A poll from Pew Research showed that most Americans see research scientists as “intelligent,” but less than half see them as “good communicators.” 60% of Americans polled think that universities are for-profit, while in reality most are non-profit. Misunderstanding of this dynamic leads some members of the general public “to want to burn it all down and rebuild from scratch.” The Ivy League is a major recipient of this antipathy. Prof. Keith discussed the corrosive effect of entrenched legacy admissions.

The panelists shared frustration around these results. Promoting research is a full-time job itself, but university communication departments can’t make research an interesting story without editorializing to some degree. Prof. Shaw shared that communicating with kindergarteners is a lot to ask of tenured faculty. Plain language summaries in papers may help, but are ultimately not aimed at policy-makers or the general public.

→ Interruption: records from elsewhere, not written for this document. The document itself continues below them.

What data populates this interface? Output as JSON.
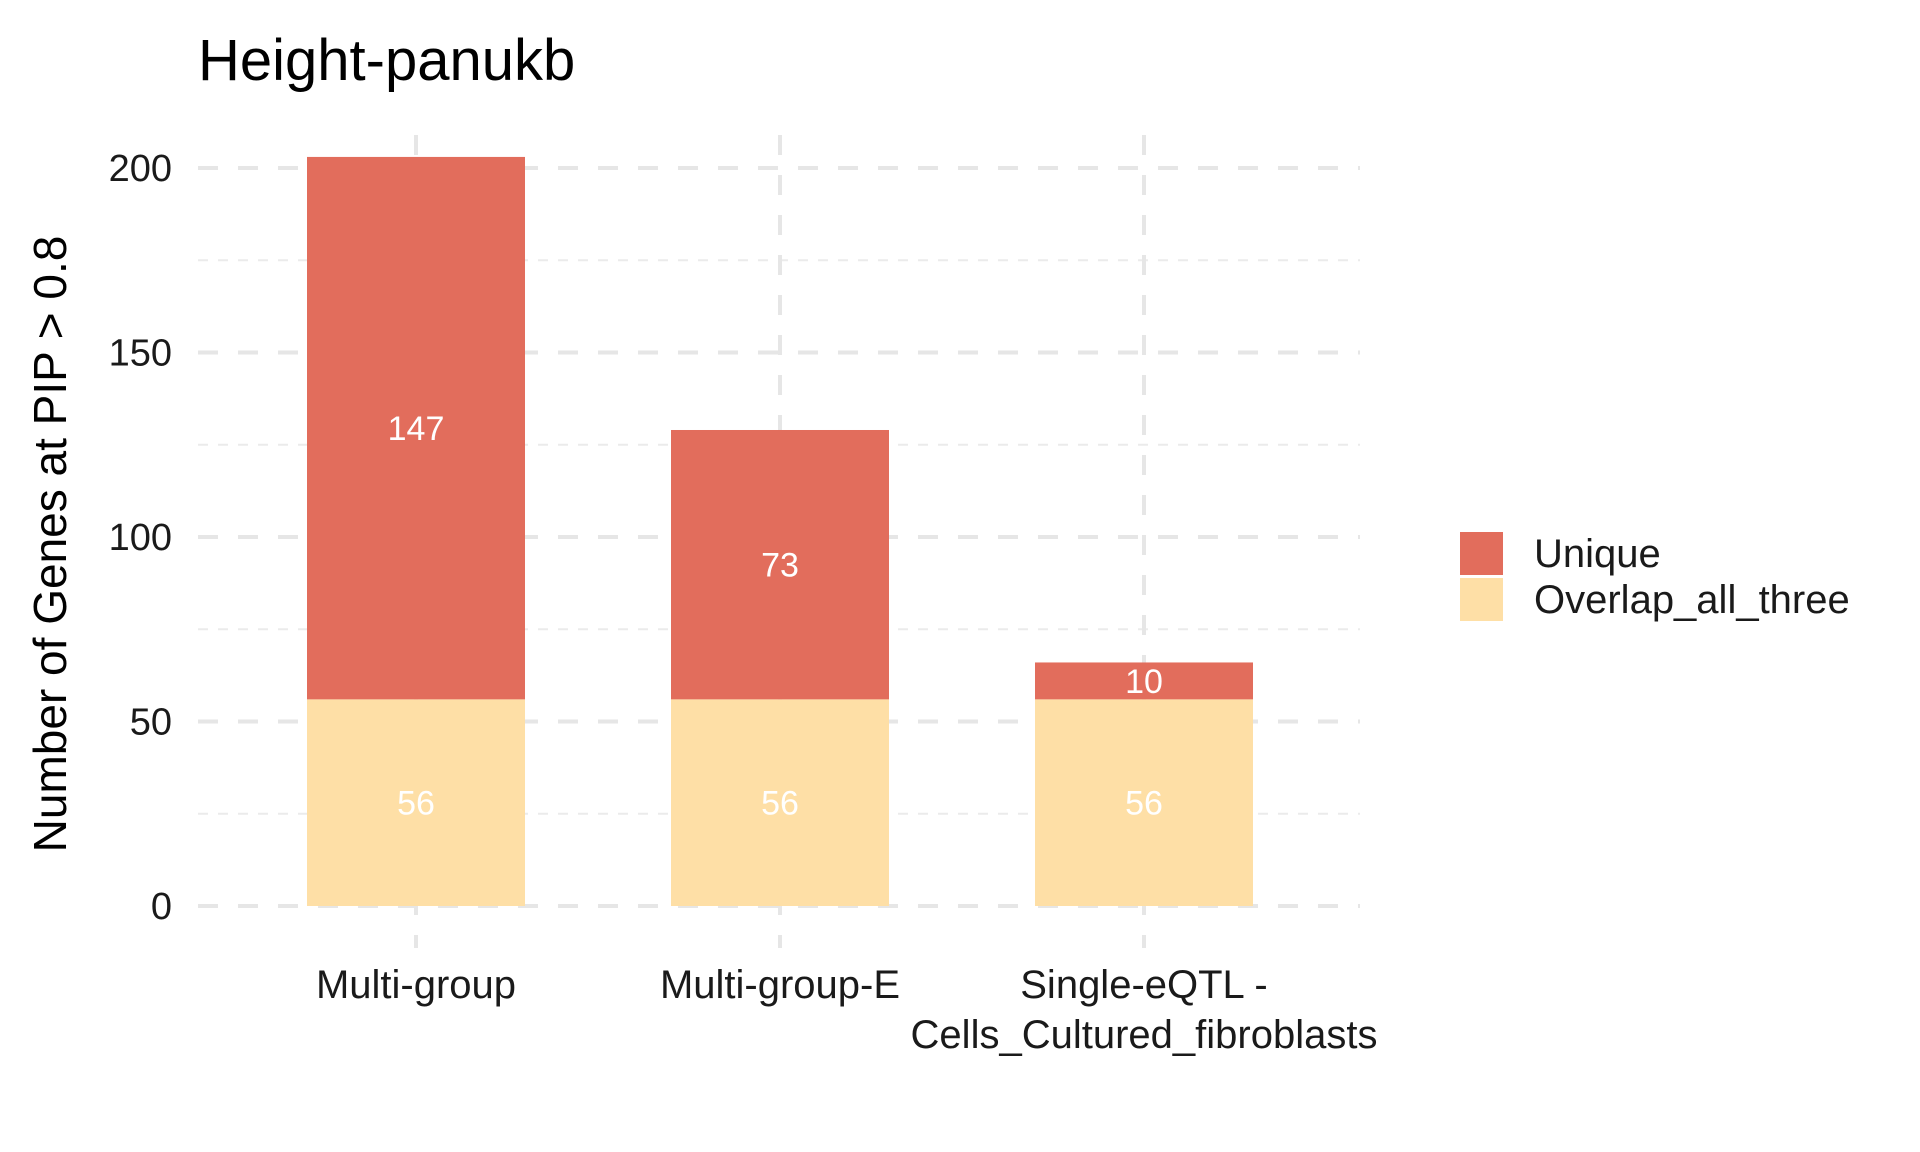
{
  "chart_data": {
    "type": "bar",
    "stacked": true,
    "title": "Height-panukb",
    "xlabel": "",
    "ylabel": "Number of Genes at PIP > 0.8",
    "ylim": [
      0,
      210
    ],
    "yticks": [
      0,
      50,
      100,
      150,
      200
    ],
    "grid": true,
    "legend_position": "right",
    "categories": [
      [
        "Multi-group"
      ],
      [
        "Multi-group-E"
      ],
      [
        "Single-eQTL -",
        "Cells_Cultured_fibroblasts"
      ]
    ],
    "series": [
      {
        "name": "Overlap_all_three",
        "color": "#FEDFA6",
        "values": [
          56,
          56,
          56
        ]
      },
      {
        "name": "Unique",
        "color": "#E26D5C",
        "values": [
          147,
          73,
          10
        ]
      }
    ],
    "legend_order": [
      "Unique",
      "Overlap_all_three"
    ]
  }
}
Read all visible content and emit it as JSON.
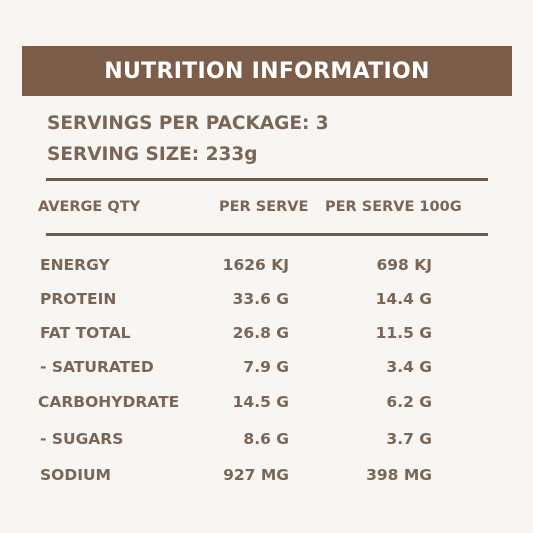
{
  "title": "NUTRITION INFORMATION",
  "servings_per_package": "SERVINGS PER PACKAGE: 3",
  "serving_size": "SERVING SIZE: 233g",
  "headers": {
    "qty": "AVERGE QTY",
    "per_serve": "PER SERVE",
    "per_100": "PER SERVE  100G"
  },
  "rows": [
    {
      "name": "ENERGY",
      "per_serve": "1626 KJ",
      "per_100": "698 KJ"
    },
    {
      "name": "PROTEIN",
      "per_serve": "33.6 G",
      "per_100": "14.4 G"
    },
    {
      "name": "FAT TOTAL",
      "per_serve": "26.8 G",
      "per_100": "11.5 G"
    },
    {
      "name": "-  SATURATED",
      "per_serve": "7.9 G",
      "per_100": "3.4 G"
    },
    {
      "name": "CARBOHYDRATE",
      "per_serve": "14.5 G",
      "per_100": "6.2 G"
    },
    {
      "name": "-  SUGARS",
      "per_serve": "8.6 G",
      "per_100": "3.7 G"
    },
    {
      "name": "SODIUM",
      "per_serve": "927 MG",
      "per_100": "398 MG"
    }
  ],
  "colors": {
    "banner": "#7b5d4a",
    "text": "#7a6656",
    "background": "#f8f6f2"
  }
}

Prof. Keith shared frustration with the bureaucracy inherent in universities and funding. Federal grants are structured in such a way that researchers have to know what their results will be, before they do their experiemnts. This is an obstacle to real discovery & innovation.

Keith mentioned how the team (including John Jumper) behind DeepMind’s protein folding tool, AlphaFold, only took shape & made inroads after it outgrew academia. Joining Google and expanding to use the computing infrastructure and novel algorithms available within the private sector was key in its success. This sort of ground-breaking work seems to rarely entirely happen within academia.

Rachael Kotarski shared how the system differs in the UK; a 4-5 year Research Excellence cycle allows periodic re-evaluation of priorities & effectiveness.

I asked a final question on the impact of changes to government funding. Will privately-funded research have a greater leverage over research institutions given new restrictions on federal grant money, and would this have an impact on open science given the lack of stipulations around data release? The answer was a general yes. Corporate-funded research studies sometimes uncover results that the funders prefer to be left unpublished. This can leave researchers empty-handed.

Many thanks to the speakers and the University of Chicago Library & Department of Geophysical Sciences for sharing their insights & work in a public forum!